Figure 4. 19 : Influence de la prétension et de l’interférence en fonction de l’épaisseur

Les résultats obtenus sur l'influence de la précharge en fonction de l'épaisseur des plaques peuvent être expliqués facilement.

L'amélioration de la durée de vie sur les assemblages préchargés est principalement liée au transfert de la charge qui passe en partie par matage/cisaillement et en partie par frottement entre les plaques. L'augmentation de la précharge conduit alors à un transfert de plus en plus important de la charge par frottement entre les plaques. Cette proportion entre la charge transférée par frottement et par matage cisaillement a fait l'objet d'études [Alk1]. Elle dépend principalement du coefficient de frottement et du rapport entre la charge extérieure et la précharge appliquée.
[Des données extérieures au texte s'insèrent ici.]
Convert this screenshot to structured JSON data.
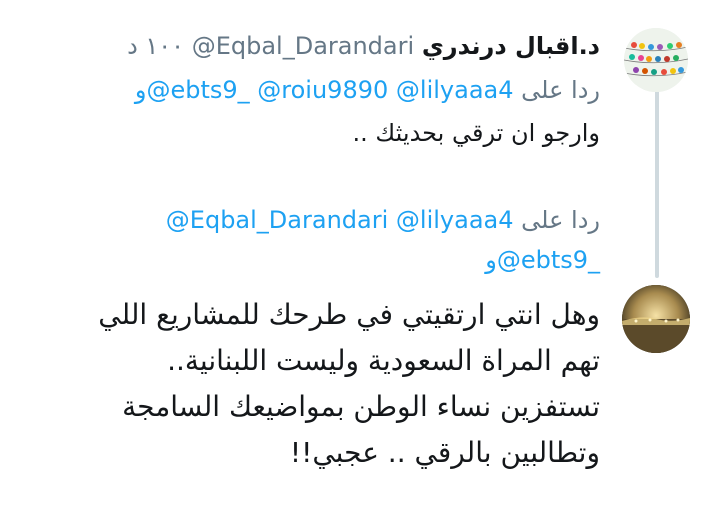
{
  "tweet1": {
    "author_name": "د.اقبال درندري",
    "handle": "@Eqbal_Darandari",
    "timestamp": "١٠٠ د",
    "reply_prefix": "ردا على",
    "reply_mentions": [
      "@lilyaaa4",
      "@roiu9890"
    ],
    "reply_connector": "و",
    "reply_last_mention": "@ebts9_",
    "text": "وارجو ان ترقي بحديثك .."
  },
  "tweet2": {
    "reply_prefix": "ردا على",
    "reply_mentions": [
      "@lilyaaa4",
      "@Eqbal_Darandari"
    ],
    "reply_connector": "و",
    "reply_last_mention": "@ebts9_",
    "text_lines": [
      "وهل انتي ارتقيتي في طرحك للمشاريع اللي",
      "تهم المراة السعودية وليست اللبنانية..",
      "تستفزين نساء الوطن بمواضيعك السامجة",
      "وتطالبين بالرقي .. عجبي!!"
    ]
  },
  "icons": {
    "avatar_top": "birds-on-wire-avatar",
    "avatar_bottom": "desert-landscape-avatar"
  },
  "colors": {
    "link": "#1da1f2",
    "secondary_text": "#657786",
    "thread_line": "#cfd9de"
  }
}
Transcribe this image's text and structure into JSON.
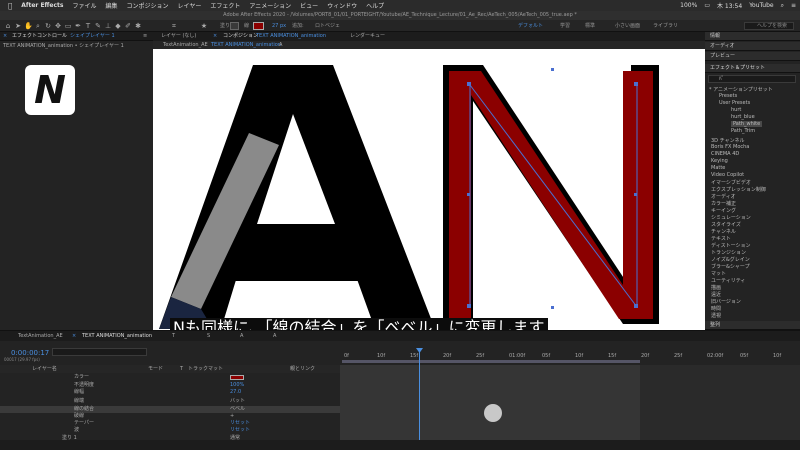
{
  "menubar": {
    "apple": "",
    "app": "After Effects",
    "items": [
      "ファイル",
      "編集",
      "コンポジション",
      "レイヤー",
      "エフェクト",
      "アニメーション",
      "ビュー",
      "ウィンドウ",
      "ヘルプ"
    ],
    "status": {
      "battery": "100%",
      "time": "木 13:54",
      "youtube": "YouTube"
    }
  },
  "titlebar": {
    "text": "Adobe After Effects 2020 - /Volumes/PORT8_01/01_PORTEIGHT/Youtube/AE_Technique_Lecture/01_Ae_Rec/AeTech_005/AeTech_005_true.aep *"
  },
  "toolbar": {
    "fill_label": "塗り",
    "stroke_label": "線",
    "stroke_width": "27 px",
    "add_label": "追加:",
    "rotobezier": "ロトベジェ",
    "workspaces": [
      "デフォルト",
      "学習",
      "標準",
      "小さい画面",
      "ライブラリ"
    ],
    "search_placeholder": "ヘルプを検索"
  },
  "left_panel": {
    "tab1": "エフェクトコントロール",
    "tab1_layer": "シェイプレイヤー 1",
    "subtitle": "TEXT ANIMATION_animation • シェイプレイヤー 1",
    "thumb_letter": "N"
  },
  "viewer": {
    "tabs": [
      "レイヤー (なし)",
      "コンポジション",
      "TEXT ANIMATION_animation",
      "レンダーキュー"
    ],
    "subtabs": [
      "TextAnimation_AE",
      "TEXT ANIMATION_animation",
      "A"
    ],
    "canvas_letters": [
      "A",
      "N"
    ]
  },
  "subtitle": {
    "text": "Nも同様に、「線の結合」を「ベベル」に変更します"
  },
  "right_panel": {
    "sections": [
      "情報",
      "オーディオ",
      "プレビュー",
      "エフェクト＆プリセット"
    ],
    "search": "ﾊﾟ",
    "tree": [
      "* アニメーションプリセット",
      "Presets",
      "User Presets",
      "hurt",
      "hurt_blue",
      "Path_white",
      "Path_Trim"
    ],
    "categories": [
      "3D チャンネル",
      "Boris FX Mocha",
      "CINEMA 4D",
      "Keying",
      "Matte",
      "Video Copilot",
      "イマーシブビデオ",
      "エクスプレッション制御",
      "オーディオ",
      "カラー補正",
      "キーイング",
      "シミュレーション",
      "スタイライズ",
      "チャンネル",
      "テキスト",
      "ディストーション",
      "トランジション",
      "ノイズ&グレイン",
      "ブラー&シャープ",
      "マット",
      "ユーティリティ",
      "描画",
      "遠近",
      "旧バージョン",
      "時間",
      "透視"
    ],
    "bottom": "整列"
  },
  "timeline": {
    "tabs": [
      "TextAnimation_AE",
      "TEXT ANIMATION_animation",
      "T",
      "S",
      "A",
      "A"
    ],
    "timecode": "0:00:00:17",
    "fps": "00017 (29.97 fps)",
    "col_headers": [
      "レイヤー名",
      "モード",
      "T",
      "トラックマット",
      "親とリンク"
    ],
    "rows": [
      {
        "name": "カラー",
        "value": ""
      },
      {
        "name": "不透明度",
        "value": "100%"
      },
      {
        "name": "線幅",
        "value": "27.0"
      },
      {
        "name": "線端",
        "value": "バット"
      },
      {
        "name": "線の結合",
        "value": "ベベル"
      },
      {
        "name": "破線",
        "value": "+"
      },
      {
        "name": "テーパー",
        "value": "リセット"
      },
      {
        "name": "波",
        "value": "リセット"
      },
      {
        "name": "塗り 1",
        "value": "通常"
      }
    ],
    "ruler": [
      "0f",
      "10f",
      "15f",
      "20f",
      "25f",
      "01:00f",
      "05f",
      "10f",
      "15f",
      "20f",
      "25f",
      "02:00f",
      "05f",
      "10f"
    ]
  },
  "colors": {
    "accent": "#4a8fe0",
    "stroke": "#8b0000"
  }
}
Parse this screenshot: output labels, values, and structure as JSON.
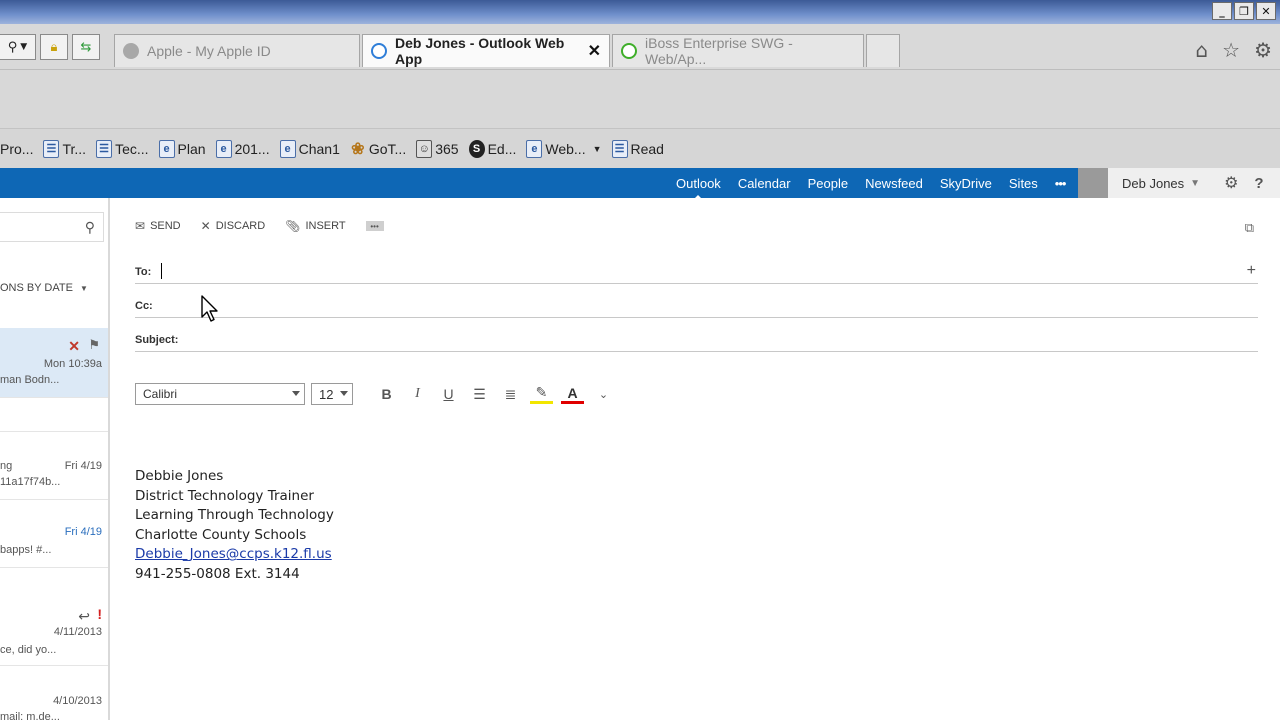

Pour les expériences qui sont menées dans notre étude, la configuration industrielle impose d'utiliser des fixations de même diamètre pour les différents assemblages. Ainsi, les précharges appliquées pour les différentes épaisseurs de plaques sont identiques. Par contre, à contrainte dans la section nette égale, l'effort extérieur appliqué est proportionnel à l'épaisseur. Ainsi, plus l'épaisseur est grande et plus le rapport entre l'effort de précharge et l'effort appliqué est faible ce qui conduit logiquement, en considérant un modèle de Coulomb, à un rapport entre l'effort transféré par les plaques et l'effort appliqué plus faible.